Problems attracting and retaining trainees reflects competition from other areas perceived to offer more rewards. The absence of an attractive specialist training and career path in Adult Psychiatry that prepares trainees to practice as part of the broader system contributes to dissonance between the expectations developed in training and the reality of practice. Exposure of junior trainees to high-stimulus settings without adequate support leads to high rates of stress and burnout. A comprehensive and inclusive ATPAP may reduce this dissonance and attract more senior trainees to the area.

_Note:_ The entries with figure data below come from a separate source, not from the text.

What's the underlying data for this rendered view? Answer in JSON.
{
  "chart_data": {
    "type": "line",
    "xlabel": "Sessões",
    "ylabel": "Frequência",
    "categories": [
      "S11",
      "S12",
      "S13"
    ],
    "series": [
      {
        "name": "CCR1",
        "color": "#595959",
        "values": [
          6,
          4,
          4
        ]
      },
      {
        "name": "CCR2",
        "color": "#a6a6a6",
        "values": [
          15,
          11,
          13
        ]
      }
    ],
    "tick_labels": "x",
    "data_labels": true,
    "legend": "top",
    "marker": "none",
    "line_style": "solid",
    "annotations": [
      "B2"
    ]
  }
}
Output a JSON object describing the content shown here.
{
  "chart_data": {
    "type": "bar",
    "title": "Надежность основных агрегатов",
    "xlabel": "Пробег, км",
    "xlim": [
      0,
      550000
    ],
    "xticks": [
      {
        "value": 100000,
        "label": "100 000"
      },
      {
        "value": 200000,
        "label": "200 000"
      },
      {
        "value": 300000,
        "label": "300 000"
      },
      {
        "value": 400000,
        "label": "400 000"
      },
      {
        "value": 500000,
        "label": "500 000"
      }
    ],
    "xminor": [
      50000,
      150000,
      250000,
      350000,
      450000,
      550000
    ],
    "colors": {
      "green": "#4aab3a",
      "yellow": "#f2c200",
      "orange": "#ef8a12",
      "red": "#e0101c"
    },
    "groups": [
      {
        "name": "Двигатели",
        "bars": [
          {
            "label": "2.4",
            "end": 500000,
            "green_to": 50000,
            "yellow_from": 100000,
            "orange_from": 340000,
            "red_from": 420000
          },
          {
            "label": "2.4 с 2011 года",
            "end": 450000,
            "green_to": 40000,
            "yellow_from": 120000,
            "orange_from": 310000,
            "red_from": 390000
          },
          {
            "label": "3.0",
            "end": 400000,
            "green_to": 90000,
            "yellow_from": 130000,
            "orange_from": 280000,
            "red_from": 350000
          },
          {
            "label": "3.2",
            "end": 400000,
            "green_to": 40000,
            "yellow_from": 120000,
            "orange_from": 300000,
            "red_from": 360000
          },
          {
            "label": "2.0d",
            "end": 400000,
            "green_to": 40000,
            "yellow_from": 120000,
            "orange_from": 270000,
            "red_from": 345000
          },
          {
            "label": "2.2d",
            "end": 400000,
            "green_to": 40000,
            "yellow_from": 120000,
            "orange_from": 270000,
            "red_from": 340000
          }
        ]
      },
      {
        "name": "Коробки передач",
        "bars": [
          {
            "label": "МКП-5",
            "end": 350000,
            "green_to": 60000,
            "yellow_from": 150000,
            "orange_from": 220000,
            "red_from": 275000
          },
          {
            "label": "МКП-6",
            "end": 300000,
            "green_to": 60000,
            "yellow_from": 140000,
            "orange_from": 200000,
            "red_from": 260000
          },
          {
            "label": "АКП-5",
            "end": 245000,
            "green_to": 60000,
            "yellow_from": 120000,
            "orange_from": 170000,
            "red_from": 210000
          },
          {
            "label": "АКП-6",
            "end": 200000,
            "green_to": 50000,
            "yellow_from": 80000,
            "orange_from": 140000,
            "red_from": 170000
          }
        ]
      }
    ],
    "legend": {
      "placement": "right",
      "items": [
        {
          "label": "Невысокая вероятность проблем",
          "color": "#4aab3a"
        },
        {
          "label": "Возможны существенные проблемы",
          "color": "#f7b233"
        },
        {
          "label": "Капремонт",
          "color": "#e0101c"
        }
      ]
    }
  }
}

In line with RANZCP project team recommendations, 8 an ATPAP would incorporate developments in adult and medical education with a reduced number of assessment hurdles of better reliability and validity, providing a seamless transition into continuing medical education as part of a lifelong commitment to learning.
The low response rate suggests a significant level of apathy within the Fellowship and among trainees. Those who did respond were generally positive about the proposal. It is apparent that further consultation will be required to address a number of concerns if an ATPAP is developed. The lack of any representative group within the Fellowship driving the changes remains a problem. It is nevertheless possible that there is enough interest to form such a group.